Numéro d'arrêt : 14LY02753
Numéro NOR : CETATEXT000033194582 ?
Identifiant URN:LEX : urn:lex;fr;cour.administrative.appel.lyon;arret;2016-10-04;14ly02753 ?

Analyses :

Collectivités territoriales - Dispositions générales - Contrôle de la légalité des actes des autorités locales - Déféré préfectoral.

Collectivités territoriales - Dispositions générales - Dispositions économiques.


Texte :

Vu la procédure suivante :

Procédure contentieuse antérieure :

Le préfet du Puy-de-Dôme a demandé au tribunal administratif de Clermont-Ferrand, en application des dispositions de l'article L. 2131-6 du code général des collectivités territoriales, d'annuler la délibération du 29 mai 2013 par laquelle le comité du syndicat mixte pour l'aménagement et le développement des Combrailles (SMDAC) a accepté la transformation de la société d'économie mixte pour l'exploitation des réseaux d'eau potable et d'assainissement en société publique locale dénommée " société d'exploitation mutualisée pour l'eau, l'environnement, les réseaux, l'assainissement dans l'intérêt du public " (SEMERAP) et a approuvé le projet de statuts de ladite société.

Par un jugement n° 1301728 du 1er juillet 2014, le tribunal administratif de Clermont-Ferrand a annulé cette délibération.

Procédure devant la cour :

Par une requête, enregistrée le 1er septembre 2014, et un mémoire complémentaire, enregistré le 8 janvier 2015, le SMDAC, pris en la personne de son président en exercice, représenté par MeC..., demande à la cour :

1°) d'annuler ce jugement du tribunal administratif de Clermont-Ferrand du 1er juillet 2014 ;

2°) de mettre à la charge de l'Etat le versement d'une somme de 2 000 euros en application des dispositions de l'article L. 761-1 du code de justice administrative.

Il soutient que les premiers juges se sont mépris sur l'étendue de ses compétences, qui entrent dans le champ des missions de la société publique locale liées à l'environnement, notamment en matière de traitement et de récupération des déchets, lesquels ne s'assimilent pas aux ordures ménagères.

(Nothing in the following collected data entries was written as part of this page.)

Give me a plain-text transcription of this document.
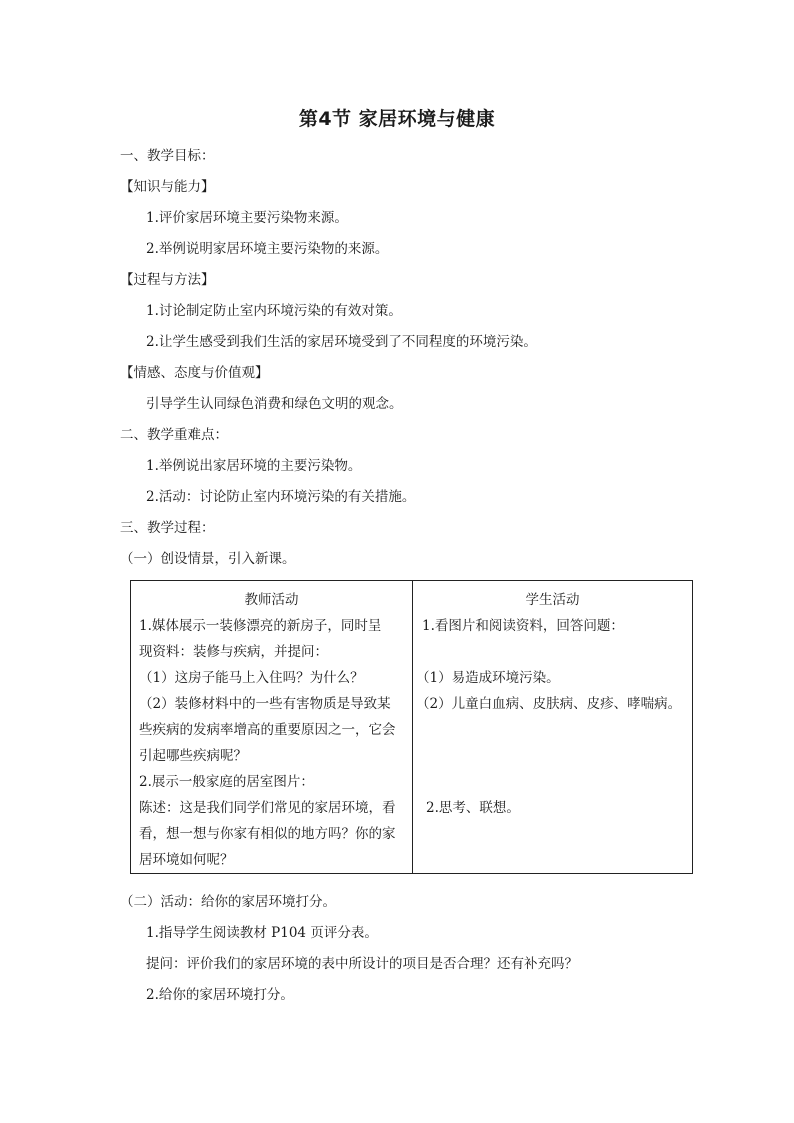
第4节 家居环境与健康
一、教学目标：
【知识与能力】
1.评价家居环境主要污染物来源。
2.举例说明家居环境主要污染物的来源。
【过程与方法】
1.讨论制定防止室内环境污染的有效对策。
2.让学生感受到我们生活的家居环境受到了不同程度的环境污染。
【情感、态度与价值观】
引导学生认同绿色消费和绿色文明的观念。
二、教学重难点：
1.举例说出家居环境的主要污染物。
2.活动：讨论防止室内环境污染的有关措施。
三、教学过程：
（一）创设情景，引入新课。
教师活动	学生活动
1.媒体展示一装修漂亮的新房子，同时呈
现资料：装修与疾病，并提问：
（1）这房子能马上入住吗？为什么？
（2）装修材料中的一些有害物质是导致某
些疾病的发病率增高的重要原因之一，它会
引起哪些疾病呢？
2.展示一般家庭的居室图片：
陈述：这是我们同学们常见的家居环境，看
看，想一想与你家有相似的地方吗？你的家
居环境如何呢？
1.看图片和阅读资料，回答问题：
（1）易造成环境污染。
（2）儿童白血病、皮肤病、皮疹、哮喘病。
2.思考、联想。
（二）活动：给你的家居环境打分。
1.指导学生阅读教材 P104 页评分表。
提问：评价我们的家居环境的表中所设计的项目是否合理？还有补充吗？
2.给你的家居环境打分。
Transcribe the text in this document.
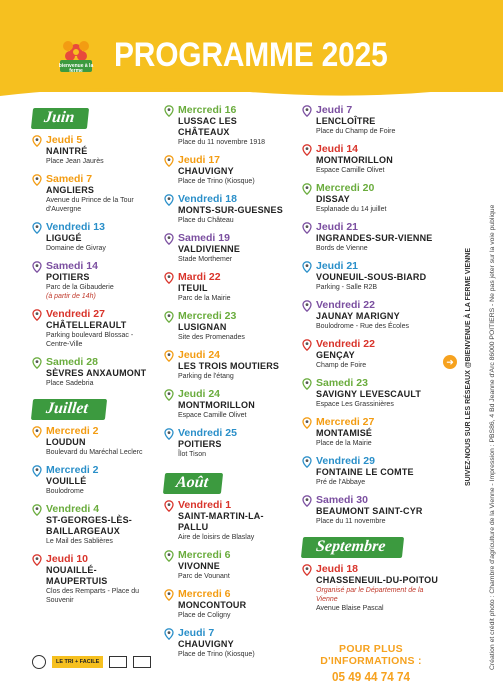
bienvenue à la ferme PROGRAMME 2025
Juin
Jeudi 5
NAINTRÉ
Place Jean Jaurès
Samedi 7
ANGLIERS
Avenue du Prince de la Tour
d'Auvergne
Vendredi 13
LIGUGÉ
Domaine de Givray
Samedi 14
POITIERS
Parc de la Gibauderie
(à partir de 14h)
Vendredi 27
CHÂTELLERAULT
Parking boulevard Blossac -
Centre-Ville
Samedi 28
SÈVRES ANXAUMONT
Place Sadebria
Juillet
Mercredi 2
LOUDUN
Boulevard du Maréchal Leclerc
Mercredi 2
VOUILLÉ
Boulodrome
Vendredi 4
ST-GEORGES-LÈS-BAILLARGEAUX
Le Mail des Sablières
Jeudi 10
NOUAILLÉ-MAUPERTUIS
Clos des Remparts - Place du
Souvenir
Mercredi 16
LUSSAC LES CHÂTEAUX
Place du 11 novembre 1918
Jeudi 17
CHAUVIGNY
Place de Trino (Kiosque)
Vendredi 18
MONTS-SUR-GUESNES
Place du Château
Samedi 19
VALDIVIENNE
Stade Morthemer
Mardi 22
ITEUIL
Parc de la Mairie
Mercredi 23
LUSIGNAN
Site des Promenades
Jeudi 24
LES TROIS MOUTIERS
Parking de l'étang
Jeudi 24
MONTMORILLON
Espace Camille Olivet
Vendredi 25
POITIERS
Îlot Tison
Août
Vendredi 1
SAINT-MARTIN-LA-PALLU
Aire de loisirs de Blaslay
Mercredi 6
VIVONNE
Parc de Vounant
Mercredi 6
MONCONTOUR
Place de Coligny
Jeudi 7
CHAUVIGNY
Place de Trino (Kiosque)
Jeudi 7
LENCLOÎTRE
Place du Champ de Foire
Jeudi 14
MONTMORILLON
Espace Camille Olivet
Mercredi 20
DISSAY
Esplanade du 14 juillet
Jeudi 21
INGRANDES-SUR-VIENNE
Bords de Vienne
Jeudi 21
VOUNEUIL-SOUS-BIARD
Parking - Salle R2B
Vendredi 22
JAUNAY MARIGNY
Boulodrome - Rue des Écoles
Vendredi 22
GENÇAY
Champ de Foire
Samedi 23
SAVIGNY LEVESCAULT
Espace Les Grassinières
Mercredi 27
MONTAMISÉ
Place de la Mairie
Vendredi 29
FONTAINE LE COMTE
Pré de l'Abbaye
Samedi 30
BEAUMONT SAINT-CYR
Place du 11 novembre
Septembre
Jeudi 18
CHASSENEUIL-DU-POITOU
Organisé par le Département de la Vienne
Avenue Blaise Pascal
POUR PLUS D'INFORMATIONS :
05 49 44 74 74
SUIVEZ-NOUS SUR LES RÉSEAUX @BIENVENUE À LA FERME VIENNE
➜	Création et crédit photo : Chambre d'agriculture de la Vienne - Impression : PBS86, 4 Bd Jeanne d'Arc 86000 POITIERS - Ne pas jeter sur la voie publique
LE TRI + FACILE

Par un mémoire en défense, enregistré le 7 novembre 2014, et un mémoire complémentaire, enregistré le 23 janvier 2015, le préfet du Puy-de-Dôme conclut au rejet de la requête et demande la suppression, en application de l'article L. 741-2 du code de justice administrative, des deuxième et troisième paragraphes de la page 4 du mémoire complémentaire présenté par le syndicat mixte pour l'aménagement et le développement des Combrailles.

Il fait valoir que :

- le syndicat mixte pour l'aménagement et le développement des Combrailles n'exerce aucune compétence en matière de déchets ; ses adhérents ont transféré leur compétence en matière d'ordures ménagères à d'autres structures intercommunales, elles-mêmes regroupées au sein du syndicat pour la valorisation et le traitement des déchets ménagers et assimilés du Puy de Dôme et du nord de la Haute-Loire (VALTOM) ; le syndicat requérant ne dispose donc d'aucune des compétences entrant dans l'objet social de la future société publique locale ;

- les paragraphes dont la suppression est demandée présentent un caractère outrageant.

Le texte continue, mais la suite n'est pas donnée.